Junrui Zhang,Mozhgan Pourkeshavarz,Amir Rasouli
2024-04-30
Abstract:As a safety critical task, autonomous driving requires accurate predictions of road users' future trajectories for safe motion planning, particularly under challenging conditions. Yet, many recent deep learning methods suffer from a degraded performance on the challenging scenarios, mainly because these scenarios appear less frequently in the training data. To address such a long-tail issue, existing methods force challenging scenarios closer together in the feature space during training to trigger information sharing among them for more robust learning. These methods, however, primarily rely on the motion patterns to characterize scenarios, omitting more informative contextual information, such as interactions and scene layout. We argue that exploiting such information not only improves prediction accuracy but also scene compliance of the generated trajectories. In this paper, we propose to incorporate richer training dynamics information into a prototypical contrastive learning framework. More specifically, we propose a two-stage process. First, we generate rich contextual features using a baseline encoder-decoder framework. These features are split into clusters based on the model's output errors, using the training dynamics information, and a prototype is computed within each cluster. Second, we retrain the model using the prototypes in a contrastive learning framework. We conduct empirical evaluations of our approach using two large-scale naturalistic datasets and show that our method achieves state-of-the-art performance by improving accuracy and scene compliance on the long-tail samples. Furthermore, we perform experiments on a subset of the clusters to highlight the additional benefit of our approach in reducing training bias.
Computer Vision and Pattern Recognition,Machine Learning
What problem does this paper attempt to address?
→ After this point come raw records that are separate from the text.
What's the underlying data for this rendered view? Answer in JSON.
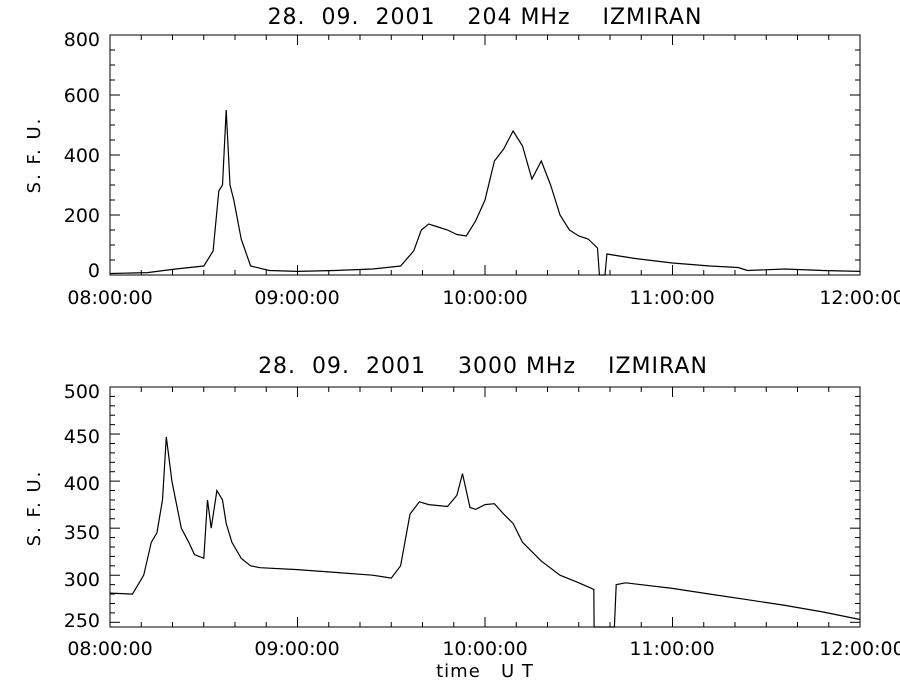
{
  "panels": [
    {
      "title": "28.  09.  2001    204 MHz    IZMIRAN",
      "ylabel": "S. F. U.",
      "yticks": [
        "0",
        "200",
        "400",
        "600",
        "800"
      ],
      "xticks": [
        "08:00:00",
        "09:00:00",
        "10:00:00",
        "11:00:00",
        "12:00:00"
      ]
    },
    {
      "title": "28.  09.  2001    3000 MHz    IZMIRAN",
      "ylabel": "S. F. U.",
      "yticks": [
        "250",
        "300",
        "350",
        "400",
        "450",
        "500"
      ],
      "xticks": [
        "08:00:00",
        "09:00:00",
        "10:00:00",
        "11:00:00",
        "12:00:00"
      ],
      "xlabel": "time   U T"
    }
  ],
  "chart_data": [
    {
      "type": "line",
      "title": "28.  09.  2001    204 MHz    IZMIRAN",
      "xlabel": "",
      "ylabel": "S. F. U.",
      "xunit": "hours UT",
      "xlim": [
        8,
        12
      ],
      "ylim": [
        0,
        800
      ],
      "grid": false,
      "series": [
        {
          "color": "#000000",
          "x": [
            8.0,
            8.2,
            8.35,
            8.5,
            8.55,
            8.58,
            8.6,
            8.62,
            8.64,
            8.66,
            8.7,
            8.75,
            8.85,
            9.0,
            9.2,
            9.4,
            9.55,
            9.62,
            9.66,
            9.7,
            9.75,
            9.8,
            9.85,
            9.9,
            9.95,
            10.0,
            10.05,
            10.1,
            10.15,
            10.2,
            10.25,
            10.3,
            10.35,
            10.4,
            10.45,
            10.5,
            10.55,
            10.6,
            10.61,
            10.64,
            10.65,
            10.7,
            10.8,
            11.0,
            11.2,
            11.35,
            11.4,
            11.6,
            11.8,
            12.0
          ],
          "values": [
            5,
            8,
            20,
            30,
            80,
            280,
            300,
            550,
            300,
            250,
            120,
            30,
            15,
            12,
            15,
            20,
            30,
            80,
            150,
            170,
            160,
            150,
            135,
            130,
            180,
            250,
            380,
            420,
            480,
            430,
            320,
            380,
            300,
            200,
            150,
            130,
            120,
            90,
            0,
            0,
            70,
            65,
            55,
            40,
            30,
            25,
            15,
            20,
            15,
            12
          ]
        }
      ]
    },
    {
      "type": "line",
      "title": "28.  09.  2001    3000 MHz    IZMIRAN",
      "xlabel": "time   U T",
      "ylabel": "S. F. U.",
      "xunit": "hours UT",
      "xlim": [
        8,
        12
      ],
      "ylim": [
        245,
        500
      ],
      "grid": false,
      "series": [
        {
          "color": "#000000",
          "x": [
            8.0,
            8.12,
            8.18,
            8.22,
            8.25,
            8.28,
            8.3,
            8.33,
            8.38,
            8.42,
            8.45,
            8.5,
            8.52,
            8.54,
            8.57,
            8.6,
            8.62,
            8.65,
            8.7,
            8.75,
            8.8,
            9.0,
            9.2,
            9.4,
            9.5,
            9.55,
            9.6,
            9.65,
            9.7,
            9.8,
            9.85,
            9.88,
            9.92,
            9.95,
            10.0,
            10.05,
            10.1,
            10.15,
            10.2,
            10.3,
            10.4,
            10.5,
            10.58,
            10.582,
            10.69,
            10.7,
            10.75,
            11.0,
            11.2,
            11.4,
            11.6,
            11.8,
            12.0
          ],
          "values": [
            281,
            280,
            300,
            335,
            345,
            380,
            447,
            400,
            350,
            335,
            322,
            318,
            380,
            350,
            390,
            380,
            355,
            335,
            318,
            310,
            308,
            306,
            303,
            300,
            297,
            310,
            365,
            378,
            375,
            373,
            385,
            408,
            372,
            370,
            375,
            376,
            365,
            355,
            335,
            315,
            300,
            292,
            285,
            245,
            245,
            290,
            292,
            286,
            280,
            274,
            268,
            261,
            253
          ]
        }
      ]
    }
  ]
}
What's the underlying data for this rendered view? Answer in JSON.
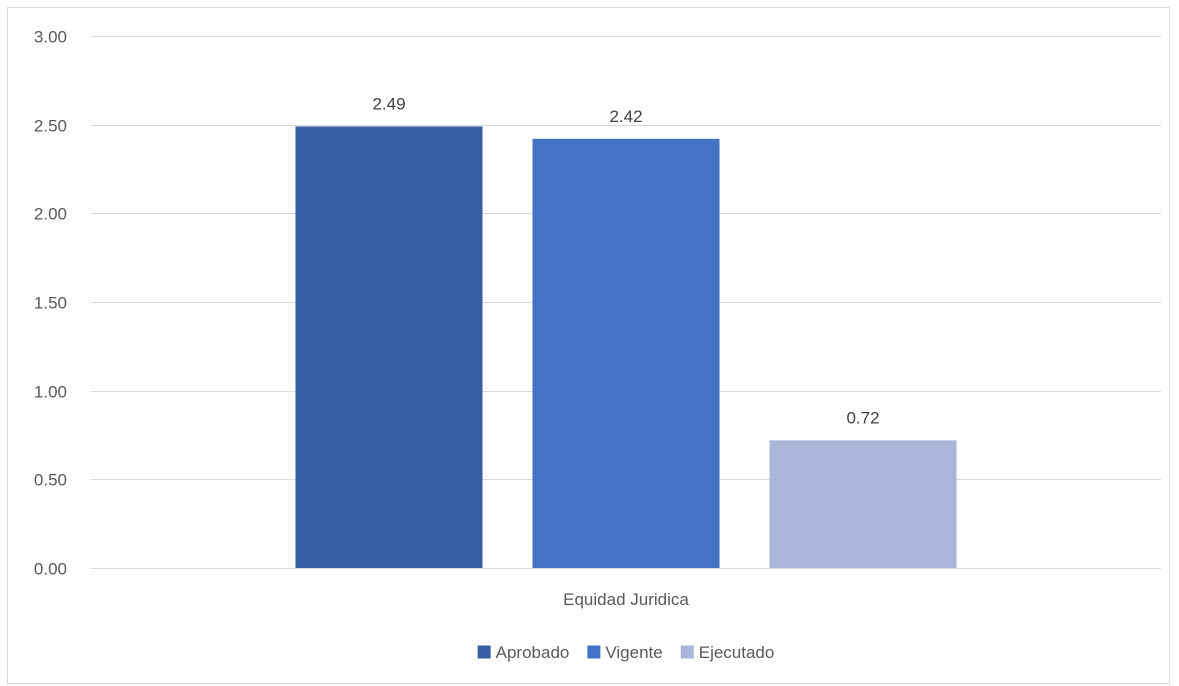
{
  "chart_data": {
    "type": "bar",
    "categories": [
      "Equidad Juridica"
    ],
    "series": [
      {
        "name": "Aprobado",
        "values": [
          2.49
        ],
        "color": "#365fa3",
        "data_label": "2.49"
      },
      {
        "name": "Vigente",
        "values": [
          2.42
        ],
        "color": "#4472c4",
        "data_label": "2.42"
      },
      {
        "name": "Ejecutado",
        "values": [
          0.72
        ],
        "color": "#a9b6da",
        "data_label": "0.72"
      }
    ],
    "ylim": [
      0,
      3
    ],
    "yticks": [
      0,
      0.5,
      1,
      1.5,
      2,
      2.5,
      3
    ],
    "ytick_labels": [
      "0.00",
      "0.50",
      "1.00",
      "1.50",
      "2.00",
      "2.50",
      "3.00"
    ],
    "grid": true,
    "gridline_color": "#d9d9d9",
    "legend_position": "bottom"
  }
}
This paper focuses on the problem of long-term trajectory prediction in autonomous driving, which is a safety-critical task that requires accurate prediction of future trajectories of road users to achieve safe dynamic planning. Current deep learning methods perform poorly in handling challenging scenarios, mainly due to the occurrence of these scenarios less frequently in the training data, resulting in a long-tail distribution problem. To address this issue, existing methods attempt to bring challenging samples closer in the feature space to promote information sharing. However, these methods primarily rely on motion patterns and overlook more informative contextual information such as interaction and scene layout. The paper proposes a new framework called TrACT (Training Dynamics Aware Contrastive Learning Framework), which utilizes training dynamic information (e.g., the final epoch value of model output error and the variance of error across all training epochs) to cluster samples. Firstly, a baseline encoder-decoder framework is employed to generate rich contextual features. Then, based on the output errors of these features, they are assigned to different clusters and prototypes of each cluster are computed. Subsequently, the model is retrained in a prototype contrastive learning framework to generate more robust trajectories. Experimental results demonstrate that TrACT achieves state-of-the-art performance on two large-scale naturalistic datasets, particularly improving accuracy and scene compliance on long-tail samples. Additionally, the authors showcase the additional benefit of using dataset maps to reduce training bias. In summary, the main contributions of this paper include: 1. The proposal of the TrACT framework, which clusters data samples using training dynamic information to form clusters of different difficulty levels and then trains using prototypes of these clusters in a contrastive learning framework. 2. Extensive experiments conducted on two benchmark datasets, demonstrating the predictive performance of TrACT in the most challenging scenarios. 3. Demonstration of the improvement in scene compliance of generated trajectories using safety metrics. 4. Showcase of the advantage of reducing training bias in long-tail scenarios using dataset maps.